Today, Sunrise farms 240 acres throughout Santa Barbara County and offers more than 270 varieties of produce. Popular items include Nantes carrots, rainbow carrots, strawberries, an array of tomatoes and peppers, many kinds of melons, cucumbers, and a multitude of squashes. Sunrise also offers a full range of greens and head lettuce.
Watson said that Sunrise frequently gets feedback from consumers who share that tasting its heirloom produce is like trying a commodity for the first time. “It’s that reaction of, ‘Oh wow, I’ve never had a carrot before now or I’ve never had a strawberry before!”
She said that in addition to great flavor, Sunrise’s produce also has exceptional nutritional content. “We had some of our carrots tested not that long ago, and we were off the charts in terms of vitamin content per milligram as opposed to what’s conventional in the grocery stores.”
“Our goal is to provide small-farm, organic, quality produce on a large scale,” Watson said. “It’s very, very, very difficult to achieve—and many would say insane.”
In order to rapidly grow their business, the Sunrise founders have continued to invest all their profits back into the operation, enabling them to lease more land, purchase valuable equipment, and expand their team.
“We could have stayed at 50 acres and done four farmers markets a week and called it a day,” said Watson. “But the intention was to feed as many people as possible high-quality produce—and you’re gonna have to be a lot bigger than 50 acres to do that.”
To maximize margins, Sunrise sells directly to consumers and restaurants at 16 farmers markets in Los Angeles. It also has strong relationships with wholesalers like Earl’s Organic Produce, Veritable Vegetable, and Organically Grown Company who recognize the value of its specialty offerings.
What Makes Us Unique
“We’re not a tiny farm, but we’re not massive, and I think that’s what makes our brand so unique—that we’re able to offer a high volume of certain commodities that still have that small-farm quality, that small-farm taste,” said Watson. “You can get pallets of stuff from us, but it tastes like it’s coming off of a 10-acre farm somewhere.” Sunrise takes a unique approach to farming a relatively large amount of acreage. “We’re reactive as opposed to proactive,” said Watson, explaining that they only treat crops for pests and diseases when they see there’s a specific need.

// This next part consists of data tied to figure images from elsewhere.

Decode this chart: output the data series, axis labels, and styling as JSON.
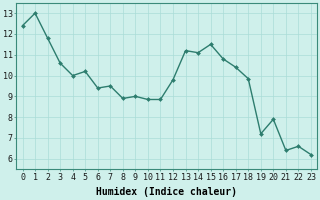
{
  "x": [
    0,
    1,
    2,
    3,
    4,
    5,
    6,
    7,
    8,
    9,
    10,
    11,
    12,
    13,
    14,
    15,
    16,
    17,
    18,
    19,
    20,
    21,
    22,
    23
  ],
  "y": [
    12.4,
    13.0,
    11.8,
    10.6,
    10.0,
    10.2,
    9.4,
    9.5,
    8.9,
    9.0,
    8.85,
    8.85,
    9.8,
    11.2,
    11.1,
    11.5,
    10.8,
    10.4,
    9.85,
    7.2,
    7.9,
    6.4,
    6.6,
    6.2
  ],
  "line_color": "#2d7d6e",
  "marker": "D",
  "marker_size": 2,
  "bg_color": "#cff0eb",
  "grid_color": "#aaddd7",
  "xlabel": "Humidex (Indice chaleur)",
  "xlim": [
    -0.5,
    23.5
  ],
  "ylim": [
    5.5,
    13.5
  ],
  "yticks": [
    6,
    7,
    8,
    9,
    10,
    11,
    12,
    13
  ],
  "xticks": [
    0,
    1,
    2,
    3,
    4,
    5,
    6,
    7,
    8,
    9,
    10,
    11,
    12,
    13,
    14,
    15,
    16,
    17,
    18,
    19,
    20,
    21,
    22,
    23
  ],
  "xlabel_fontsize": 7,
  "tick_fontsize": 6,
  "line_width": 1.0
}
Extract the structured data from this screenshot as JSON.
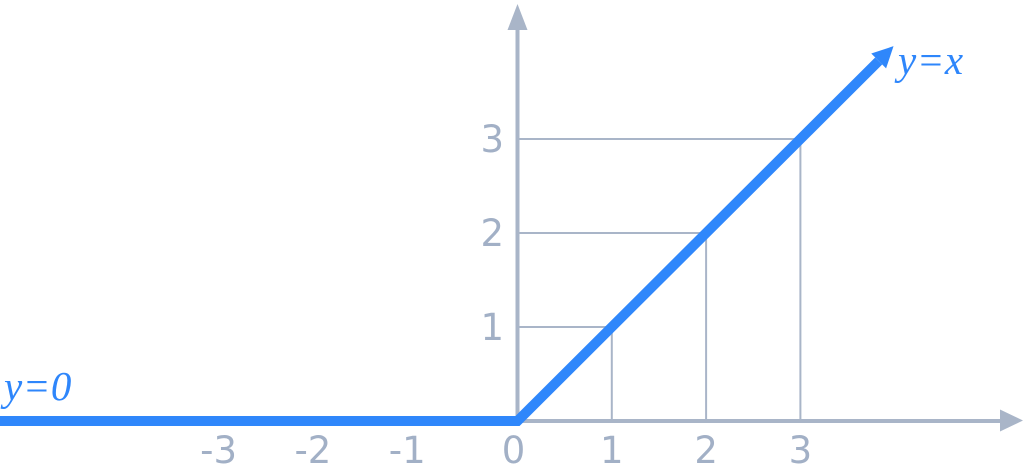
{
  "figure": {
    "background": "#FFFFFF",
    "colors": {
      "function_line": "#2F87FB",
      "function_label": "#2E86FB",
      "axis": "#A9B5C8",
      "guide": "#A9B5C8",
      "tick_label": "#A2B0C6"
    },
    "labels": {
      "positive_branch": "y=x",
      "negative_branch": "y=0"
    }
  },
  "chart_data": {
    "type": "line",
    "title": "",
    "xlabel": "",
    "ylabel": "",
    "x_tick_labels": [
      "-3",
      "-2",
      "-1",
      "0",
      "1",
      "2",
      "3"
    ],
    "x_tick_values": [
      -3,
      -2,
      -1,
      0,
      1,
      2,
      3
    ],
    "y_tick_labels": [
      "1",
      "2",
      "3"
    ],
    "y_tick_values": [
      1,
      2,
      3
    ],
    "xlim": [
      -5.5,
      5.4
    ],
    "ylim": [
      -0.5,
      4.4
    ],
    "grid": false,
    "legend_position": "none",
    "series": [
      {
        "name": "y=0",
        "color": "#2F87FB",
        "points": [
          [
            -5.5,
            0
          ],
          [
            0,
            0
          ]
        ],
        "arrow_end": false
      },
      {
        "name": "y=x",
        "color": "#2F87FB",
        "points": [
          [
            0,
            0
          ],
          [
            3.83,
            3.83
          ]
        ],
        "arrow_end": true
      }
    ],
    "guide_points": [
      [
        1,
        1
      ],
      [
        2,
        2
      ],
      [
        3,
        3
      ]
    ]
  }
}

Jesus’s extremely hands-on farming style focuses on building healthy soil and closely monitoring every crop rather than indiscriminately spraying things ahead of time to prevent hypothetical issues.
“He’s the first guy in and the last guy out,” said Watson of Jesus. “He’s had his hands in the dirt probably 18 hours a day, 16 hours a day for decades. He really is a veteran in the industry. A lot of younger farmers will call him and be like, ‘Hey, what do I do?’ And Andrew and I are like, ‘Jesus, stop giving away the secrets!’”
When asked how Sunrise has been able to experience such rapid growth and success, Watson said, “The answer really is sacrifice. Instead of the founders making it about them buying houses for themselves or cars or this or that—it’s easy to get a taste of that money and want to blow it—they were smart and reinvested it. They kept pouring into the business.”